I’ve always been terrified of getting into debt.
Since my teenage years, my parents instilled in me the importance of seeking their support before resorting to credit cards or loans. On one hand, it demonstrated their generosity and love. However, now in my mid-thirties, I’ve come to realise that this well-intentioned protection inadvertently gave me a complex relationship with money.
Let me go back a bit, to the pivotal moment that shook my sense of self over the past two years. In January 2022, I came to terms with my true identity as a lesbian and made the decision to come out and end my marriage to my then-husband.
The emphasis here is on one word: “realised.”
I didn’t proclaim my sexuality to the world after a lifetime of concealing this truth. There were no sleepless nights rehearsing coming out speeches, no anxiety about how people around me would react. I had been – I thought – a contented, married heterosexual woman for my entire life.
And then, in a matter of minutes, I uncovered a facet of myself that had always been there, but concealed from my own awareness.
Like the finest plot twists in our favourite stories, my perception of reality was forever altered once the revelation occurred. I saw through the looking glass.
But, much like the most memorable plot twists I’ve enjoyed, I spent considerable time retracing the steps that led to that pivotal moment. I revisited every aspect of my journey, searching for foreshadowing, hints, and evidence of the impending twist, feeling somewhat foolish for not having noticed it sooner.
As someone who absorbs stories like a sponge, I relish the opportunity to predict a plot twist. Therefore, failing to recognise my own hidden truths over the years has left me doubting my own judgment.
I thought I knew myself quite well. But clearly, I was wrong.
So, returning to the notion of my fear of money, what has recently come to the surface is my reluctance to seek financial support as I embark on this phase of life where I aim to become self-reliant.
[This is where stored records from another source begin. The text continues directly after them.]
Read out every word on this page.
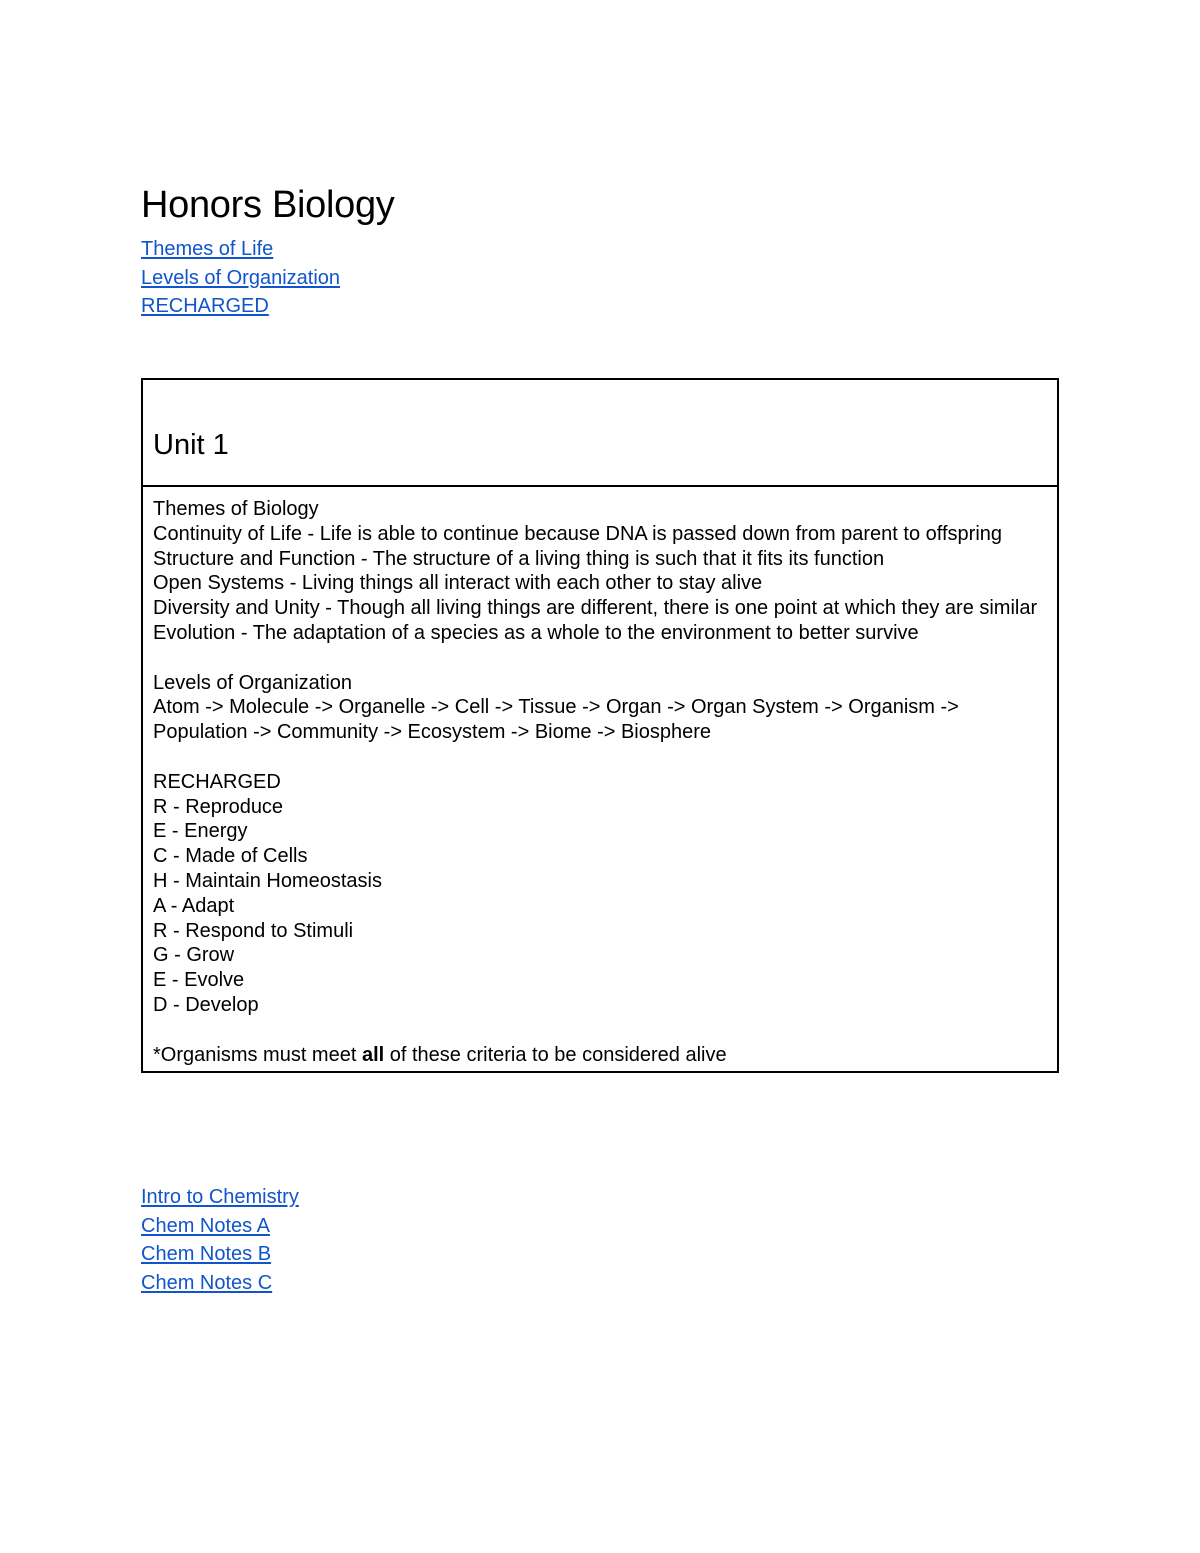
Honors Biology
Themes of Life
Levels of Organization
RECHARGED
Unit 1

Themes of Biology

Continuity of Life - Life is able to continue because DNA is passed down from parent to offspring

Structure and Function - The structure of a living thing is such that it fits its function

Open Systems - Living things all interact with each other to stay alive

Diversity and Unity - Though all living things are different, there is one point at which they are similar

Evolution - The adaptation of a species as a whole to the environment to better survive

Levels of Organization

Atom -> Molecule -> Organelle -> Cell -> Tissue -> Organ -> Organ System -> Organism -> Population -> Community -> Ecosystem -> Biome -> Biosphere

RECHARGED

R - Reproduce

E - Energy

C - Made of Cells

H - Maintain Homeostasis

A - Adapt

R - Respond to Stimuli

G - Grow

E - Evolve

D - Develop

*Organisms must meet all of these criteria to be considered alive

Intro to Chemistry
Chem Notes A
Chem Notes B
Chem Notes C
Asking for financial assistance feels like an admission that I cannot be trusted to provide for myself.
Hence, I’ve been avoiding, postponing, and even rejecting the idea of seeking support from my parents. The question that keeps resurfacing is: why?
Why am I so determined to prove to myself that I can fend for myself when all signs (overdraft, empty bank account, self-imposed Klarna ban) point to the fact that I can’t?
Here’s what I think.
I’m not fighting against my parents; I’m fighting against the patriarchy.
It’s the system that ingrained in me the notion that being a woman equates to weakness, that being a woman implies dependence on the stability of a man, and that being a woman inherently means needing help.
And that infuriates me.
The problem (?) is that I’m so furious that I’d rather dwell miserably in my overdraft than seek support from the people I love.
And the fact is I don’t actually know if I’ll be able to prove that I am, indeed, capable of supporting myself.
I don’t know if I’ll affirm the narrative that a woman on her own is helpless. Or perhaps, I’ll sail off into the sunset on a life raft fashioned from my own two capable hands.
But what I’m currently focused on, what holds the utmost importance for me right now, is learning to trust in my ability to make it work, either way.
What does it look like to rebuild that self-trust after concealing your true self for so many years? For me, it entails:
1. Believing in my own experiences.
2. Allowing my perception of those experiences to evolve over time.
3. Forgiving myself for keeping certain aspects of my identity hidden.
This journey is about embracing financial independence while simultaneously embracing trust in oneself, which means sometimes withstanding the uncomfortable truth: it is hard to do both.